Fikret Bila

Fikret Bila

fbila@milliyet.com.tr

Tüm Yazıları
Haberin Devamı


Barış için son ana kadar çabalayacaklarını söyleyen Başbakan Gül, "Biz her şeyi söyledik, üzerimize düşeni yaparız dedik. Bunu herkes yapıyor. Araplar da yaptı, ABD de dünya kamuoyuna söyledi" diyor

Başbakan Gül’le önceki gün Başbakanlık’ta yaptığımız görüşmeyi aktarmaya devam edelim. Başbakan Gül’ün Irak sorununda barışçı çözüm bulmak için gösterdiği yoğun çabalara dün değinmiştik. Başbakan Gül, Irak’la ilgili girişimlerini bütün açıklığıyla yansıtmamanın sıkıntısı içinde görülüyor. Devletler arası ilişkiler açısından, yaptığı görüşmelerin içeriğinin kendi ağzından yansımasını istemiyor.

ÇABALAR İŞE YARIYOR
Buna dikkat ettiği konulardan biri de Taha Yasin Ramazan’la Irak Devlet Başkanı’na gönderdiği mesaj. Savaşı önlemek için bir son şans olarak gördüğü Saddam Hüseyin’in çekilmesi ve gerekirse Türkiye’de barındırılması düşüncesinin yansıtılması bunun son örneklerinden biri.
Başbakan Gül’le böyle bir mesaj gönderip göndermediğini konuşurken kendisine atfen yazılmamasını istediklerinin dışında şunları söylüyor:
"Biz her şeyi söyledik. Üzerimize düşen her şeyi yapacağımızı söyledik. Bu önerileri herkes yapıyor. Arap ülkeleri de yaptı. Aynı şeyi ABD de dünya kamuoyuna açık bir şekilde söyledi."
Başbakan Gül, Bağdat’ın Ankara’dan gelen iyi niyetli mesajları dikkate aldığını da vurguluyor.
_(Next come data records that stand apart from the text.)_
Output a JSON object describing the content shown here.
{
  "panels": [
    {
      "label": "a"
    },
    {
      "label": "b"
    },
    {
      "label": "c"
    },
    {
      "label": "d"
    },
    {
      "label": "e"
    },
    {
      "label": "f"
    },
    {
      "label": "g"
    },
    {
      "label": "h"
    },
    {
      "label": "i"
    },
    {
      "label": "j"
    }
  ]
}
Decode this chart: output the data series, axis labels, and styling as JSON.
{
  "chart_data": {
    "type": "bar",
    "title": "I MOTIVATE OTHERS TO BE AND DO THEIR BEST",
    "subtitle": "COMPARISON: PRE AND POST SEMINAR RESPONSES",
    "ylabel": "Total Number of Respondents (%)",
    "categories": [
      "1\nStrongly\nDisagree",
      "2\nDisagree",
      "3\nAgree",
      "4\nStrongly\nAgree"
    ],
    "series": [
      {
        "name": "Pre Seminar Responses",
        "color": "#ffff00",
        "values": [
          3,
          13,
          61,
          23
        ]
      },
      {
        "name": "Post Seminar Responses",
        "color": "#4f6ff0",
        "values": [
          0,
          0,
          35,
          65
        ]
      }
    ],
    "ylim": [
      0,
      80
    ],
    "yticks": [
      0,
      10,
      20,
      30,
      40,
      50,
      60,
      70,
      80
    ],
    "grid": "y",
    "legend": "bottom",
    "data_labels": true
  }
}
Saddam yönetiminin, U - 2 uçaklarına izin vermesinin, bilim adamlarıyla Iraklı yetkililer olmadan görüşülmesinin, hep Ankara’nın ilettiği öneriler olduğunu anımsatıyor.

BOŞLUK İSTEMEYİZ
Başbakan Gül’ün üzerinde önemle durduğu bir diğer konu da ABD ile yürütülen müzakereler. Yurtdışına asker gönderme ve yabancı asker bulundurma konusunda TBMM’den 18 Şubat’ta yetki isteyeceklerini daha önce açıklayan Başbakan Gül, bu tarihe kadar ABD ile askeri, ekonomik ve siyasi alanda yürütülen müzakerelerin sonuçlanmasını ve imza altına alınmasını istiyor. Müzakerelerle ilgili değerlendirmesi şöyle:
"Biz barış için elimizden gelen gayreti gösteriyoruz, son ana da kadar da göstereceğiz. Ancak, her türlü ihtimale karşı diğer çalışmaları da yapmamız gerekir. ABD ile yürüttüğümüz görüşmelerin üç ayağı var. Askeri, ekonomik ve siyasi. Bunların sonuçlandırılması lazım. Biz üç alanda da boşluk istemeyiz. Bir boşluk doğmaması için de müzakerelerin detaylı biçimde yürütülmesi ve bir uzlaşmayla sonuçlandırılması gerekir. Ben bir sorun olacağını sanmıyorum."

AMAÇ SİLAHSIZLANMA
Başbakan Gül, Irak’la ilgili soruna yaklaşımını ise şöyle özetledi: "Savaşı kimse istemez. Asıl hedef savaşı önlemek olmalı. Bizim yaklaşımımız savaşın önlenmesi için bir anlamda Irak’la ilgili olarak silahsızlanmanın sağlanmasıdır. Bunun dünya kamuoyunu tatmin edecek bir samimiyet ve şeffaflıkla yapılması gerekir. Komşu ülkelerin birbirleri için tehdit olmadığının ortaya konulması gerekir. Bölgede bu güvenin ve istikrarın sağlanması temel hedef olmalıdır. Ankara’nın bütün çabası bunun sağlanmasıdır."

NATO BİZİ KORUMALI
Başbakan Gül, Türkiye’nin korunmasıyla ilgili olarak NATO’da yaşanan sorunu ise şöyle değerlendirdi:
"Bu NATO’nun görevidir. Türkiye’nin de hakkıdır. Nasıl biz NATO çerçevesinde Avrupa’nın korunmasına katkı veriyorsak, NATO da bunu Türkiye’ye vermek durumundadır. Ben bu sonuca ulaşılacağına inanıyorum. Türkiye’nin bir ihtiyacı olduğundan değil ama NATO anlaşmasının mekanizmasının gereği bu kararın alınması gerekir."
Başbakan Gül, savaşın önlenmesi konusunda hâlâ umudunu yitirmiş değil. Silah denetçilerinin 14 Şubat’ta açıklayacakları rapordan sonra yeni diplomatik olanakların doğabileceğine inanıyor.